How to Choose the Right Stroller (Hint: It’s all about age)

You grasp the registry scanner as if it can magically deliver all the baby gear your heart could desire. You point it at onesies, blankies, jammies, and pull the trigger with glee.

You round the corner and skid to a halt. There, spread before you like a wall of confusion, is every stroller known to man. More intimidating than the bike aisle, you advance with caution, lest you accidentally pull the trigger toward the wrong one.

You start looking, immediately bypassing the fifteen-buck cheap-looking umbrella strollers. After all, this is going on the registry!

You scrutinize jogging strollers complete with phone hookups and speakers.

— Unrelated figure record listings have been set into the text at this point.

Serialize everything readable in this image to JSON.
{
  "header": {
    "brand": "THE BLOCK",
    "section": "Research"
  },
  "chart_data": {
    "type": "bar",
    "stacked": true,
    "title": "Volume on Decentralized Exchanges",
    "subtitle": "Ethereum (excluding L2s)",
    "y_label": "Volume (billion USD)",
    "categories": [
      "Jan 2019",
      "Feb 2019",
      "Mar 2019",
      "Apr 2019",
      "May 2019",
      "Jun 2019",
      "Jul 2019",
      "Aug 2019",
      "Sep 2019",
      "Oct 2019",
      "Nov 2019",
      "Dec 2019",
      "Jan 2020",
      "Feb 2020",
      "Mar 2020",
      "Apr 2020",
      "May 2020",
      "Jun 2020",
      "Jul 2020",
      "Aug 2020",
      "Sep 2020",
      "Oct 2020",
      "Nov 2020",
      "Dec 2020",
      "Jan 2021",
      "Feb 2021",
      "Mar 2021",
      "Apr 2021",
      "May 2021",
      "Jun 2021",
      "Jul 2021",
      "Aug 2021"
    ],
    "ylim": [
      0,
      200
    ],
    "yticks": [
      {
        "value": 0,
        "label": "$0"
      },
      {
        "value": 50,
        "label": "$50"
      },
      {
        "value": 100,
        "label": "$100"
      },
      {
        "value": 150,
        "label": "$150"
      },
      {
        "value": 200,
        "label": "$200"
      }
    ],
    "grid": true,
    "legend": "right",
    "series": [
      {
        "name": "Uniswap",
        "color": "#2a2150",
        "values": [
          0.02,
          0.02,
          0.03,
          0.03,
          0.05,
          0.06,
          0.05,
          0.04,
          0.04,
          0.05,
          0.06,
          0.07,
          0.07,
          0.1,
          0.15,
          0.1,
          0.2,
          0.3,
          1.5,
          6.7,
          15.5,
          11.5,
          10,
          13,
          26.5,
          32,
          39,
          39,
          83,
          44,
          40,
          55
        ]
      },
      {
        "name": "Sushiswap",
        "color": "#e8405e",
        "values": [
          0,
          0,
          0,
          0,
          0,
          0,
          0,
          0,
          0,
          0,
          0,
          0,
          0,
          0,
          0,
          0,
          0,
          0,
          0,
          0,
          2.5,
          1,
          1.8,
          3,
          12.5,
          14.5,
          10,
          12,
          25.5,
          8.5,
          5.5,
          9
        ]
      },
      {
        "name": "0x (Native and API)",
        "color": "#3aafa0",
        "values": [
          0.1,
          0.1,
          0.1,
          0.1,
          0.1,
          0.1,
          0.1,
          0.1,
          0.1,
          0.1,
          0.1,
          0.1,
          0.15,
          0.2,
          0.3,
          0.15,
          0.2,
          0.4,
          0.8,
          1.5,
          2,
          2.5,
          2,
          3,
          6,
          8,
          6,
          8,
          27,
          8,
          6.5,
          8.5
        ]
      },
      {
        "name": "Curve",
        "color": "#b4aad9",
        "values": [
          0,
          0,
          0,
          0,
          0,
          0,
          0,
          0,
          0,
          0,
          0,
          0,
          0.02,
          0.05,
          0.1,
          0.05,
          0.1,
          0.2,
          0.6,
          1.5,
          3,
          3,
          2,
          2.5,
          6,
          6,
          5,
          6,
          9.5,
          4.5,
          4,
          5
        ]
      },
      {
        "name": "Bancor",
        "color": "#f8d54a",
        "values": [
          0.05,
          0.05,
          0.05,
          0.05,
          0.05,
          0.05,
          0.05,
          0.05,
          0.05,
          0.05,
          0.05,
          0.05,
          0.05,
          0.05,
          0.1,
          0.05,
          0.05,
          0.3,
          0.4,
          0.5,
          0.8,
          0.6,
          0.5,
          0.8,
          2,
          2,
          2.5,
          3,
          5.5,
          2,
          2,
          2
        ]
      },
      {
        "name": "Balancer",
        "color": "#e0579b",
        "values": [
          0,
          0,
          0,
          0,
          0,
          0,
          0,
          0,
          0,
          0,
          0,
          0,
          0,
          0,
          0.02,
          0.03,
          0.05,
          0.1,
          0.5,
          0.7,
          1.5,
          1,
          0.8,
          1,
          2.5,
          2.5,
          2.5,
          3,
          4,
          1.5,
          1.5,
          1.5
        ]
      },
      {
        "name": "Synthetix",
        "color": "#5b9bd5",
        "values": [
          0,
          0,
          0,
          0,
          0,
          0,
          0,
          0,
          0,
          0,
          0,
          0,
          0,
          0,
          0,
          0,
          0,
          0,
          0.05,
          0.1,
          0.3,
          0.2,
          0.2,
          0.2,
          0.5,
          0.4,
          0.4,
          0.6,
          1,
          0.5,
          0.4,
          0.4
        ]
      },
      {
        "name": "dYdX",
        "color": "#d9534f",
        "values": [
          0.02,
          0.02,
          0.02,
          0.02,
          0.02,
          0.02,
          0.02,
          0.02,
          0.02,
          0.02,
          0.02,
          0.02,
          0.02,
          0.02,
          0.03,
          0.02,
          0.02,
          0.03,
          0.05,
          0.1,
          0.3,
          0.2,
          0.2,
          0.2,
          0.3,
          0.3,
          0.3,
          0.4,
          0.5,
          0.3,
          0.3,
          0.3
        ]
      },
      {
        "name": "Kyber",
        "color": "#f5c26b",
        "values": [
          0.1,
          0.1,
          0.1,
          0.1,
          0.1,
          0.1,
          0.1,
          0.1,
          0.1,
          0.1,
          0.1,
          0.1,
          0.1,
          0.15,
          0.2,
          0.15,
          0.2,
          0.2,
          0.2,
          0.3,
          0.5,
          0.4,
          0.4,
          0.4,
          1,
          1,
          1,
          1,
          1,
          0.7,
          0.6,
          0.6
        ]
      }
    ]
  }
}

Double strollers that look like a full-blown locomotive for parents of multiples. Brand-name designer strollers that, despite their exorbitant price tag, look suspiciously similar to those fifteen-buck strollers.

Thirty minutes later and more confused than ever, you flee the stroller section looking for refuge. You take sanctuary in the diaper aisle and your scanner resumes its cheerful chirping.

A stroller for every age

If you’re a new parent who hasn’t spent a lot of time around babies, you may think like I did, “Surely a stroller’s a stroller!”

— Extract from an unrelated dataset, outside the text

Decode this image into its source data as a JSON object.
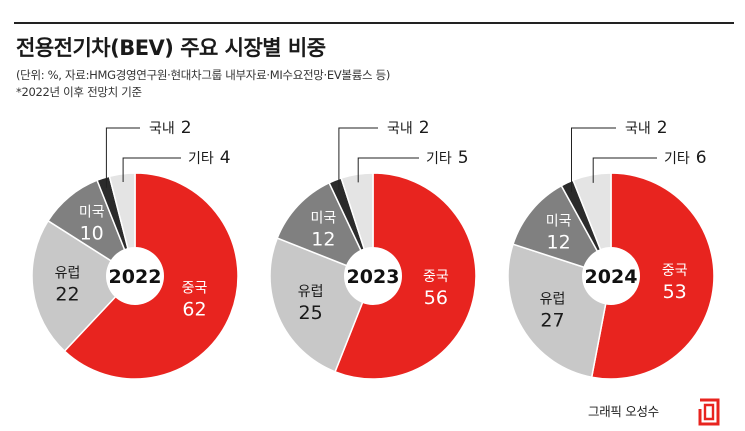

After eight children, I’ve come to learn that all strollers are not created equally.

I’ve used the high-end Cadillacs of strollers and the cheap strollers. I’ve used the locomotive double strollers and the side-by-side double strollers for my twins. I’ve even used a jogging stroller. And guess what? Each of them was perfect for the season I found myself. It all depends on how old your child is.

Here’s what you need to know about buying strollers by age:

A newborn’s number one stroller need is support.

As you’ll soon discover, a consuming job for every new parent is to support baby’s head, whether they’re balancing a paper plate while holding a sleeping baby or warning the new cousin to “keep her head up!”

That’s why simple, bare-bones umbrella type strollers that seem perfect, both for the budget and for the back, aren’t suitable for newborns.

A newborn stroller needs to allow baby to recline with his head supported from falling to the side. Of course, some high-end umbrella strollers offer these features. More often, though, a parent of a newborn will prefer a stroller that allows for the car-seat to simply snap into position, eliminating the need for elaborate buckling rituals with a newborn who’s figuring out sleep and wake cycles.

Another thing for the first-time parent to consider is that, with a newborn, you may not realize how much your life is about to change. You may think you’ll immediately be carting your baby off to the mall and the park, but realistically, you might be surprised how much you’ll want to stay close to home those first sleep-deprived weeks. Unless you know for sure you’re going to be using a stroller with your newborn regularly, you might want to wait until your baby has a little more upper body control before shelling out beaucoups of bucks for a conveyance that won’t be often used.

A 3 to 12 month old baby’s primary stroller need is safety.

Once your baby can hold his head up enough to actually enjoy a stroller ride, chances are your trips out will have gotten more frequent. Once this occurs, your primary focus should be on safety. Obviously, safety will always be a concern, but at this tender age group, it’s especially vital.

Here are some questions to ask yourself to determine if a stroller offers that safety you’ll need:

  1. Does this stroller have a brake that’s easy to use for when I’m digging in my purse at the top of a hill at the park?
  2. Does this stroller allow me to see my baby when I’m walking, or is there an obstruction?
  3. Does this stroller provide shade if we’re at the amusement park or my nephew’s Little League game?
  4. Will this stroller require me to leave my child unattended in the car for long stretches while I try to remember how to fold it up and stow it in the trunk?

Every parent’s situation is different, so depending on which of the above questions applies to you, you should be able to determine where you need to focus your priorities in choosing a stroller.

A 1-year-old baby’s primary stroller need is security.

While all the above questions still apply for one-year-olds, by the time your baby becomes mobile a new factor enters into the equation: will my baby stay put in the stroller?

By this age range, you’ll want to make sure your baby is securely buckled in, especially if you have a wild child who loves to practice his escape act. While home is a great place to practice going out and about and teach your child so that embarrassing store scenes don’t happen to you, when you are out and about you’ll appreciate a tough five-point harness that keeps Buddy occupied while you’re shopping.

A toddler’s primary stroller need is convenience.

By the time your child is old enough to alternate between riding and walking, you’ll appreciate a stroller portable enough to not require you to require your child to ride.

This is when umbrella strollers are worth their weight in gold. Small enough to hang on a hook in the closet, light enough to carry while you hold your child’s hand, these strollers are perfect both for the park and the plane ride.

Every Situation Is Different

As you stare at the wall of strollers, remember that every situation is different. We all have different budgets, different priorities, and different needs. Once you’ve considered what you’re needing most at this point, it’s a good idea to find a friend in similar circumstances and find out what works for them.

Above all, enjoy every minute with your new love. I know you’ve heard it before, but soon you’ll be saying it too: It goes by fast.